TI collaborates with governments, businesses and citizens to stop the abuse of power, bribery and secret deals. The organization’s impact spans the public sector and industries ranging from finance to oil to sport.

The Inamori Center presents the Inamori Ethics Prize Ceremony as part of its mission to foster ethical leadership. Eigen is scheduled to receive the award and present a lecture Sept. 8 in the Milton and Tamar Maltz Performing Arts Center at The Temple–Tifereth Israel.

The following day, Sept. 9, he will participate in a panel discussion on his work for the Inamori Ethics Prize Academic Symposium in Severance Hall. Other p­anelists are Brian Gran, associate professor of sociology at Case Western Reserve, and Katherine Marshall, senior fellow at Georgetown University’s Berkley Center for Religion, Peace and World Affairs and Professor of the Practice of Development, Conflict and Religion in the School of Foreign Service. ­­

The Inamori Center was endowed by a generous gift from Kazuo Inamori, who established Kyocera Corp. and is a global telecommunications leader and founder of the Inamori Foundation that presents the annual Kyoto Prize in Kyoto, Japan.

“Peter Eigen and Transparency International have been strategic, tenacious and effective in their global efforts to curb corruption, expose abuses of power and teach people how to build and sustain more ethical organizations,” noted Inamori Center Director Shannon E. French. “We are excited to bring Peter to Cleveland to honor and learn from his important work.”

In particular, TI has spurred national elections won and lost on tackling corruption as well as the prosecution of corrupt leaders and seizures of their illicitly gained riches. It also has helped to establish international anti-corruption conventions and hold companies responsible for their behavior both at home and abroad.

TI likewise has spotlighted injustice through its annual Corruption Perceptions Index, which uses expert opinion to measure public sector corruption worldwide. The 2015 index, for example, found that more than 6 billion people live in a country with a serious corruption problem. In addition, TI has promoted openness and accountability through resources such as its Bribe Payers Index, Global Corruption Barometer and Advocacy and Legal Advice Centres that aid people reporting corruption.

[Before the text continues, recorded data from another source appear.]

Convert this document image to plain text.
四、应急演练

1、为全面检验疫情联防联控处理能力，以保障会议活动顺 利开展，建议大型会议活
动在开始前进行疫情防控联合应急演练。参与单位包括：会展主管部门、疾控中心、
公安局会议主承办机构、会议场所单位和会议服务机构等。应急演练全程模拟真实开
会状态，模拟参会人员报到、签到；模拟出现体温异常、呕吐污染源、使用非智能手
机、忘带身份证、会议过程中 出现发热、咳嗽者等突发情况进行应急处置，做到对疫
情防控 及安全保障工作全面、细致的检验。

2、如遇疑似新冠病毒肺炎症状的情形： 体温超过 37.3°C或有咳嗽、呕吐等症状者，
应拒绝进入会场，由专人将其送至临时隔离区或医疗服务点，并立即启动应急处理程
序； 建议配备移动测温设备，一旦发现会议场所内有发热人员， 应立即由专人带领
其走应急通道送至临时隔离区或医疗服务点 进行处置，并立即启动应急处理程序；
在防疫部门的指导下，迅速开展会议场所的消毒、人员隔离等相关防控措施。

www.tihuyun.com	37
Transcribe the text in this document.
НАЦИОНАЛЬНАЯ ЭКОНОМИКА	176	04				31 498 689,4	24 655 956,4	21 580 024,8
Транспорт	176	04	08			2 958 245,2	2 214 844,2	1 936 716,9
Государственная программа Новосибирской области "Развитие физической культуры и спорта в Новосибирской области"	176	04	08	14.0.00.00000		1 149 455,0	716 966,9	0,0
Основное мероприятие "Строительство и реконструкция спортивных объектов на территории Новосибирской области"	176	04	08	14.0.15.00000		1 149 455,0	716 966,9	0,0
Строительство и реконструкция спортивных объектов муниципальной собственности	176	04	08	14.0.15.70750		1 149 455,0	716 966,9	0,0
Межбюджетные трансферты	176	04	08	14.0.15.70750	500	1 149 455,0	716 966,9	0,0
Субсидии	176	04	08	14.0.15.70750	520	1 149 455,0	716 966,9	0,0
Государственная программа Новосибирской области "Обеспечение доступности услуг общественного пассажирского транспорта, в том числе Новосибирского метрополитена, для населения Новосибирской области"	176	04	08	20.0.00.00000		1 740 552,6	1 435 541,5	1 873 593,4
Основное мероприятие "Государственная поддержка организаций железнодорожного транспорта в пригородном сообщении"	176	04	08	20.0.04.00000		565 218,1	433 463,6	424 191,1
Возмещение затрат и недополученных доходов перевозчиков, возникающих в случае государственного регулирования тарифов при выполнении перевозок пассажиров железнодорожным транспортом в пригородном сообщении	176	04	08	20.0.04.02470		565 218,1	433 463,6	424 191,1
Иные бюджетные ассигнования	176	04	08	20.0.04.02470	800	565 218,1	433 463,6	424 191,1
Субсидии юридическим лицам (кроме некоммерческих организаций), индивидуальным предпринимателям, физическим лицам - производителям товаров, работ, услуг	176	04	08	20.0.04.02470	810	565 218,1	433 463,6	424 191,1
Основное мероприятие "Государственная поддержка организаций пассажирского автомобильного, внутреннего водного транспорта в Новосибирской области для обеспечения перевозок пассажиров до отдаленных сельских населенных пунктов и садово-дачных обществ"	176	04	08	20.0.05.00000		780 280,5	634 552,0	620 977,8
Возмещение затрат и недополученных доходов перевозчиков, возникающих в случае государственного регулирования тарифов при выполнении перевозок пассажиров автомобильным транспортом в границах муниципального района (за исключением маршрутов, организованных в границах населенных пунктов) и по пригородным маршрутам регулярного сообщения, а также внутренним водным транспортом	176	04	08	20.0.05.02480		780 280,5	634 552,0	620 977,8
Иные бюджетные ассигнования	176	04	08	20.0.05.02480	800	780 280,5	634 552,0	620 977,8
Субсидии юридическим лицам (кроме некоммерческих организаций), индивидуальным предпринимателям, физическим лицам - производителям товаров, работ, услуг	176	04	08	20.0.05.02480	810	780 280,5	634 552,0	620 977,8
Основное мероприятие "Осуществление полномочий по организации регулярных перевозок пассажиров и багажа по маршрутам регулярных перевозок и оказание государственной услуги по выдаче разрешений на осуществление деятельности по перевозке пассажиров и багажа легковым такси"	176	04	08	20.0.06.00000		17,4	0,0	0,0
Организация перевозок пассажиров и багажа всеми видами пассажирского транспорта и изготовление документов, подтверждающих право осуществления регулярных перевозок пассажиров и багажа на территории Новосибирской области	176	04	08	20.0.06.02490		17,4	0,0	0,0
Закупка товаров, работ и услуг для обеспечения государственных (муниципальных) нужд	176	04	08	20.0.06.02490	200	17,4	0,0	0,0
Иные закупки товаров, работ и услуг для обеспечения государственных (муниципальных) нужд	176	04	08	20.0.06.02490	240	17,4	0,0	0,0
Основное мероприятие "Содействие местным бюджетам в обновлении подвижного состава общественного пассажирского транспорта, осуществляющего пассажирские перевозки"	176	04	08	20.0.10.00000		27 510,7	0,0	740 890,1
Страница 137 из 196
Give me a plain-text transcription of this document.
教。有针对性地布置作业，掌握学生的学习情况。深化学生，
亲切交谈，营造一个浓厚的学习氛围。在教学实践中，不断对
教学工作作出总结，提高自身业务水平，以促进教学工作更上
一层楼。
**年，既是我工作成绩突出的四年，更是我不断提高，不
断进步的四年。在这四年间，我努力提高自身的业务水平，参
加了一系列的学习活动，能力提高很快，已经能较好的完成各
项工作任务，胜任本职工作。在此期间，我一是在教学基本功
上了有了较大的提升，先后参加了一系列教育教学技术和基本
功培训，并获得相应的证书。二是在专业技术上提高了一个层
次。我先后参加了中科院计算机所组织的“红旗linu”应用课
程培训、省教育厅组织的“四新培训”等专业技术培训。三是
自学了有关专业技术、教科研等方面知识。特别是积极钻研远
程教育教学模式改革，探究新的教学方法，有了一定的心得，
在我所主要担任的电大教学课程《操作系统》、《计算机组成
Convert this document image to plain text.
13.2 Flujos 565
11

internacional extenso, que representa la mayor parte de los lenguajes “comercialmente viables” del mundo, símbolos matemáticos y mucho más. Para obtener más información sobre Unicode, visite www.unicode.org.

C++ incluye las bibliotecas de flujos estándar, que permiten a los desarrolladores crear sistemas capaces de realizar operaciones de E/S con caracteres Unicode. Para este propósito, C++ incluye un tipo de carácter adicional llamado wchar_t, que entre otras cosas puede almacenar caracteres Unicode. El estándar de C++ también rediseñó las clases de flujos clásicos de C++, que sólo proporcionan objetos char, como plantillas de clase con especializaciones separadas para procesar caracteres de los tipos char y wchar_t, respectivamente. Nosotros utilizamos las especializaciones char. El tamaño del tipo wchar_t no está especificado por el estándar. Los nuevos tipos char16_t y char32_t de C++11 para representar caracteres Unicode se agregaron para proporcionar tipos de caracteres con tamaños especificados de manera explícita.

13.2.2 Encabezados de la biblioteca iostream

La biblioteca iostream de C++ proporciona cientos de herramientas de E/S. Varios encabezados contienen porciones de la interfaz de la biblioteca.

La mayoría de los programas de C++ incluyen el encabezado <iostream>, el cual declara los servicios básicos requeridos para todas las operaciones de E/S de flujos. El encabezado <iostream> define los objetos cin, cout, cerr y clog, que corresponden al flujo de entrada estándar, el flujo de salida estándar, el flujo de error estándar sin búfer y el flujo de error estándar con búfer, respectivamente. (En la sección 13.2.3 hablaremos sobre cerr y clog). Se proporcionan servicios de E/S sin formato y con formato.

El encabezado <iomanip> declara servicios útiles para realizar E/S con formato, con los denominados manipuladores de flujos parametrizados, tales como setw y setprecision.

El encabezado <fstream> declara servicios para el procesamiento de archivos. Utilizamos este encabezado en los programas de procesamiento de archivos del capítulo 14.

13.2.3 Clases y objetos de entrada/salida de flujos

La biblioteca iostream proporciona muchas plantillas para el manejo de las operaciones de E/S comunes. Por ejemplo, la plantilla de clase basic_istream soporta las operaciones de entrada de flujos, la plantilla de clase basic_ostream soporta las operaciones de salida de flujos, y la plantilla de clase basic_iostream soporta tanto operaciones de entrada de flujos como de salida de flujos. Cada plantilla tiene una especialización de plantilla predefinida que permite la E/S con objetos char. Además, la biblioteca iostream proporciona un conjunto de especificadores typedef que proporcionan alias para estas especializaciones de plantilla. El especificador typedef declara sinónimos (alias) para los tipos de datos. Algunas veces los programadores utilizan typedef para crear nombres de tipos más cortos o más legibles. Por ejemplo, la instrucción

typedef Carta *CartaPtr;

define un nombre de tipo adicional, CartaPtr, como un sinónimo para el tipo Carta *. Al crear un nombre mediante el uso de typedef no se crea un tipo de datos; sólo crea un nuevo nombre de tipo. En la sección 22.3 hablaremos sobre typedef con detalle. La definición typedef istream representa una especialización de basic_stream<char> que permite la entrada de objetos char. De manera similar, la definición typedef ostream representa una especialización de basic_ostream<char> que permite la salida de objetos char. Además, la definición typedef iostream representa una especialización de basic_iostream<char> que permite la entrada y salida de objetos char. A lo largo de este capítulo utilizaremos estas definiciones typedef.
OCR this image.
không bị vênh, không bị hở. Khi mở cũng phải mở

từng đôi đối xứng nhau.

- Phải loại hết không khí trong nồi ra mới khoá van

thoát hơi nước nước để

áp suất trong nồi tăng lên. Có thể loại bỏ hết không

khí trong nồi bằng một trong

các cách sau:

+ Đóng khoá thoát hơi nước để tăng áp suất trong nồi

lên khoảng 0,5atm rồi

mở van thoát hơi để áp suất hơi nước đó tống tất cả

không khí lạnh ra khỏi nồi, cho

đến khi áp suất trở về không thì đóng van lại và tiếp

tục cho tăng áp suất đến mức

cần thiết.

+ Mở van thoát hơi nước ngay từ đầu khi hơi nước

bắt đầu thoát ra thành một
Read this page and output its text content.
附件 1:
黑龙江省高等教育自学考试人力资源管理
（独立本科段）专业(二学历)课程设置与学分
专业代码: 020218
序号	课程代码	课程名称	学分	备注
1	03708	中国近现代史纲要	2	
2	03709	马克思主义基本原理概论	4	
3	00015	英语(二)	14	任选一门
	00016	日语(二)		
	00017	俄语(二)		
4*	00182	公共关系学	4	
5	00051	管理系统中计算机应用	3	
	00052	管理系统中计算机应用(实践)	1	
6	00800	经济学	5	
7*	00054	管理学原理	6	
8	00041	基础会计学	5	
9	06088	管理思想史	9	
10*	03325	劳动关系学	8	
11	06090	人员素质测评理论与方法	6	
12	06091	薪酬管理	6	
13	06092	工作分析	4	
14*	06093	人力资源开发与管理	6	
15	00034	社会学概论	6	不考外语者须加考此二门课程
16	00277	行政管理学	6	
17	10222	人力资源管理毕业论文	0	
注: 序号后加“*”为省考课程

In addition to chairing TI for 12 years and now leading its advisory council, Eigen advised the governments of Botswana and Namibia to strengthen the legal framework for mining investments. He also has served as chairman and special representative of the Extractive Industries Transparency Initiative, which advocates for the disclosure of payments in the energy and mining sectors.

Eigen has contributed expertise as a board member with a wide range of organizations advancing sustainable development, including Kofi Annan’s Africa Progress Panel. Along with his board service, Eigen is honorary professor at the Freie Universität Berlin and has taught at several other institutions including the Harvard Kennedy School and Johns Hopkins University’s School of Advanced International Studies.

The Federal Republic of Germany awarded Eigen its grand cross of merit in 2013 in recognition of his efforts to combat corruption. In 2007, Eigen was honored with the Gustav Heinemann Citizen Award. He also received the Reader’s Digest “European of the Year 2004” award and an honorary doctorate from the Open University in the United Kingdom.

Previous Inamori Ethics Prize winners were:

  • Martha C. Nussbaum, celebrated philosopher and groundbreaking scholar at the University of Chicago, 2015;
  • Denis Mukwege, physician and human rights activist from the Democratic Republic of Congo, 2014;
  • Yvon Chouinard, founder of Patagonia, 2013;
  • David Suzuki, environmentalist and broadcaster, 2012;
  • Beatrice Mtetwa, a human rights lawyer in Zimbabwe, 2011;
  • Stan Brock, founder of Remote Area Medical, 2010;
  • Mary Robinson, former United Nations High Commissioner on Human Rights and Ireland’s first woman president, 2009; and
  • Francis S. Collins, leader of the Human Genome Project and director of the National Institutes of Health, 2008.